We'll graph the same data as the previous code cell, but start at index 100 so we can further zoom in once the model starts to converge.

In [None]:
# Define the number of epochs to skip at the start
SKIP = 100

# Plot the training loss starting from SKIP epoch
plt.plot(epochs[SKIP:], loss[SKIP:], 'g.', label='Training loss')

# Plot the validation loss starting from SKIP epoch
plt.plot(epochs[SKIP:], val_loss[SKIP:], 'b.', label='Validation loss')

# Set the title and labels for the graph
plt.title('Training and validation loss')
plt.xlabel('Epochs')
plt.ylabel('Loss')

# Add a legend to the graph
plt.legend()

# Display the graph
plt.show()

## Graph the mean absolute error

[Mean absolute error](https://en.wikipedia.org/wiki/Mean_absolute_error) is another metric to judge the performance of the model.



In [None]:
# Retrieve the mean absolute error (MAE) values from the training history
mae = history.history['mae']
val_mae = history.history['val_mae']

# Plot the training MAE starting from SKIP epoch
plt.plot(epochs[SKIP:], mae[SKIP:], 'g.', label='Training MAE')

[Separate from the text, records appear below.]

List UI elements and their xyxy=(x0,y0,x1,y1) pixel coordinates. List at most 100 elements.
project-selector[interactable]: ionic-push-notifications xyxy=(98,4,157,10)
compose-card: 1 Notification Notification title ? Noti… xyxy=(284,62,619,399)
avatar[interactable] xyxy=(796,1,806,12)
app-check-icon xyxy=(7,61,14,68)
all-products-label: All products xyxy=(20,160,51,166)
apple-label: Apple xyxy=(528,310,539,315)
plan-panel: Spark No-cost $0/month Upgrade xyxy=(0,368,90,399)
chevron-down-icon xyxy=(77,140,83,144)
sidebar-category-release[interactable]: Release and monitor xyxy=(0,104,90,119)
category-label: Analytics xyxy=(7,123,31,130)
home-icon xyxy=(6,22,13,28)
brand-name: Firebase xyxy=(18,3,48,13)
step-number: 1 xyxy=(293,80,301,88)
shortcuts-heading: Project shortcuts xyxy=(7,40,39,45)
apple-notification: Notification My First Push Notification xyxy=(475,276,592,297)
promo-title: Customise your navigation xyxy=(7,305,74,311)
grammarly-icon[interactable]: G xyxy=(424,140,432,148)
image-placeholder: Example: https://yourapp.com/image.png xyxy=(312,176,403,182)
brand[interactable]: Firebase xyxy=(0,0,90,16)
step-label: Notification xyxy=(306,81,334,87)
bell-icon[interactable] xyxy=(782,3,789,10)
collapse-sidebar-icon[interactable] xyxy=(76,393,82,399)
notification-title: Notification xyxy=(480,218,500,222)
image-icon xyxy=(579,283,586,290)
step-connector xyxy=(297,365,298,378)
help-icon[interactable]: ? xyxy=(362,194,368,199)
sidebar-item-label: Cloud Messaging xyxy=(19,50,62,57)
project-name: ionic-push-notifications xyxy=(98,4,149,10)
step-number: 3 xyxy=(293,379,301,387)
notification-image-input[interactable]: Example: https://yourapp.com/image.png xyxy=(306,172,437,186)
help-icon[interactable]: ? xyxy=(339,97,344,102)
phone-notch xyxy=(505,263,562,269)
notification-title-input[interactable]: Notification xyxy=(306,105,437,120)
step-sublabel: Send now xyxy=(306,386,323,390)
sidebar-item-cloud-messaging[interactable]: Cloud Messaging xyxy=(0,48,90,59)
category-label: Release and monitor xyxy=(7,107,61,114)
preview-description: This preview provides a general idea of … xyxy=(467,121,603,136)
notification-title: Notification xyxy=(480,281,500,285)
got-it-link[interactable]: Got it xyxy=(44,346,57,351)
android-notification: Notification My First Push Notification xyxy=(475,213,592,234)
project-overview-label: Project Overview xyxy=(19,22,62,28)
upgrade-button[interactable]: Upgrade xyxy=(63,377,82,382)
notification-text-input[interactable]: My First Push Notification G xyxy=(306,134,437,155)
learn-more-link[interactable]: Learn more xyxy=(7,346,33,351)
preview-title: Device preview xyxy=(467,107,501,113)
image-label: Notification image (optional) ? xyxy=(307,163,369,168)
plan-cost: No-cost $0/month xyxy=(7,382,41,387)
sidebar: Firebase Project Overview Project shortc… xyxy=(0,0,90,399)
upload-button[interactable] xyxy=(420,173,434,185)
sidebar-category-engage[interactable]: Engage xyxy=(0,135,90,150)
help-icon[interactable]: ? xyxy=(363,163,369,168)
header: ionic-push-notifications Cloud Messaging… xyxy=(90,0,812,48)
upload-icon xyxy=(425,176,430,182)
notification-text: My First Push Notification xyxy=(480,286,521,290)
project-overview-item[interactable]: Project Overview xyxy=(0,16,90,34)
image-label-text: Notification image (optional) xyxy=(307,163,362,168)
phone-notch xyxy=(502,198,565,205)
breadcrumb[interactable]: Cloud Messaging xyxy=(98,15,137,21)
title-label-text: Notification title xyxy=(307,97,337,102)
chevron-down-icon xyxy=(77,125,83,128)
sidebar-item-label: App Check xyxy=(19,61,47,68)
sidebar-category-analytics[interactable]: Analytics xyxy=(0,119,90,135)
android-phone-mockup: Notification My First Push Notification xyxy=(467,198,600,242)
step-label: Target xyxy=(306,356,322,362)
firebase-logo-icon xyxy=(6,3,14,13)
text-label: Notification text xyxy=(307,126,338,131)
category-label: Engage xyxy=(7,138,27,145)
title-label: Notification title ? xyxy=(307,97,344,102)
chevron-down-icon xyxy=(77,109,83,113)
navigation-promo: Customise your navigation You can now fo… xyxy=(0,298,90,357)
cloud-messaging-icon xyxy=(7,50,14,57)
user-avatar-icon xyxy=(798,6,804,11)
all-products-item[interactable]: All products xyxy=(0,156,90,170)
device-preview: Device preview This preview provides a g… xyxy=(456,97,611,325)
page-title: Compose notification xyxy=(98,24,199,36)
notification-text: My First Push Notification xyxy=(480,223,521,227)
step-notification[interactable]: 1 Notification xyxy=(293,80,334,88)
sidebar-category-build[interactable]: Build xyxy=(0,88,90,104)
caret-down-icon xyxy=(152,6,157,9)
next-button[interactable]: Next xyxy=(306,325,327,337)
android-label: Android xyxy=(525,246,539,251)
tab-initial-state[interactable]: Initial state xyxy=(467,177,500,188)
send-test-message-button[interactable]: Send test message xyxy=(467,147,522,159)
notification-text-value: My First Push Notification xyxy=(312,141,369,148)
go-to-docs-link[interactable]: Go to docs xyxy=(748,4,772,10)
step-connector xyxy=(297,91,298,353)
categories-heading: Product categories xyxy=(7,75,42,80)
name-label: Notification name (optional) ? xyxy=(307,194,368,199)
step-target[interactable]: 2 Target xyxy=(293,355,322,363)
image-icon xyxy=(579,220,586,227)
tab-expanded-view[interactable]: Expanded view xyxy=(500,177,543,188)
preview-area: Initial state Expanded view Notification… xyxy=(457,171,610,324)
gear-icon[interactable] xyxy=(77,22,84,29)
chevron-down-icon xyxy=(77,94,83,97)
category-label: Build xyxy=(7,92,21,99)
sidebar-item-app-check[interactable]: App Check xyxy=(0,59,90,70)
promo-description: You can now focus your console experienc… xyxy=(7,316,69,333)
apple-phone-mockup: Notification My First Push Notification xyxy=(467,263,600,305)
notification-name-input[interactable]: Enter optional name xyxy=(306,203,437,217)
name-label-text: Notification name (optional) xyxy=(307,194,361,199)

# Plot the validation MAE starting from SKIP epoch
plt.plot(epochs[SKIP:], val_mae[SKIP:], 'b.', label='Validation MAE')

# Set the title and labels for the graph
plt.title('Training and validation mean absolute error')
plt.xlabel('Epochs')
plt.ylabel('MAE')

# Add a legend to the graph
plt.legend()

# Display the graph
plt.show()

## Convert the Trained Model to Tensor Flow Lite

In the next cell, the model is converted to the TensorFlow Lite format, and the size of the model in bytes is printed out.

In [None]:
# Convert the model to TensorFlow Lite format without quantization
converter = tf.lite.TFLiteConverter.from_keras_model(model)
tflite_model = converter.convert()

# Save the converted model to disk
open("gesture_model.tflite", "wb").write(tflite_model)

# Get the size of the saved model file
import os
basic_model_size = os.path.getsize("gesture_model.tflite")

# Print the size of the saved model
print("Model is %d bytes" % basic_model_size)

## Encode the Model in an Arduino Header File 

The next cell creates a constant byte array that contains the TensorFlow Lite model. The provided code converts the model to an Arduino header file format, which can be easily included and used in your Arduino sketch.

In [None]:
# Create the model.h file and write the initial line
!echo "const unsigned char model[] = {" > /content/model.h

# Convert the content of gesture_model.tflite to hexadecimal representation and append it to model.h
!cat gesture_model.tflite | xxd -i >> /content/model.h

# Write the closing line to model.h
!echo "};" >> /content/model.h

# Get the size of the model.h file
import os
model_h_size = os.path.getsize("model.h")

# Print the size of the model.h file
print(f"Header file, model.h, is {model_h_size:,} bytes.")
print("\nOpen the side panel (refresh if needed). Double click model.h to download the file.")

# Classifying IMU Data

Now it's time to switch back to `imu_classification` and run our new model on the Arduino Nano 33 BLE Sense to classify the accelerometer and gyroscope data.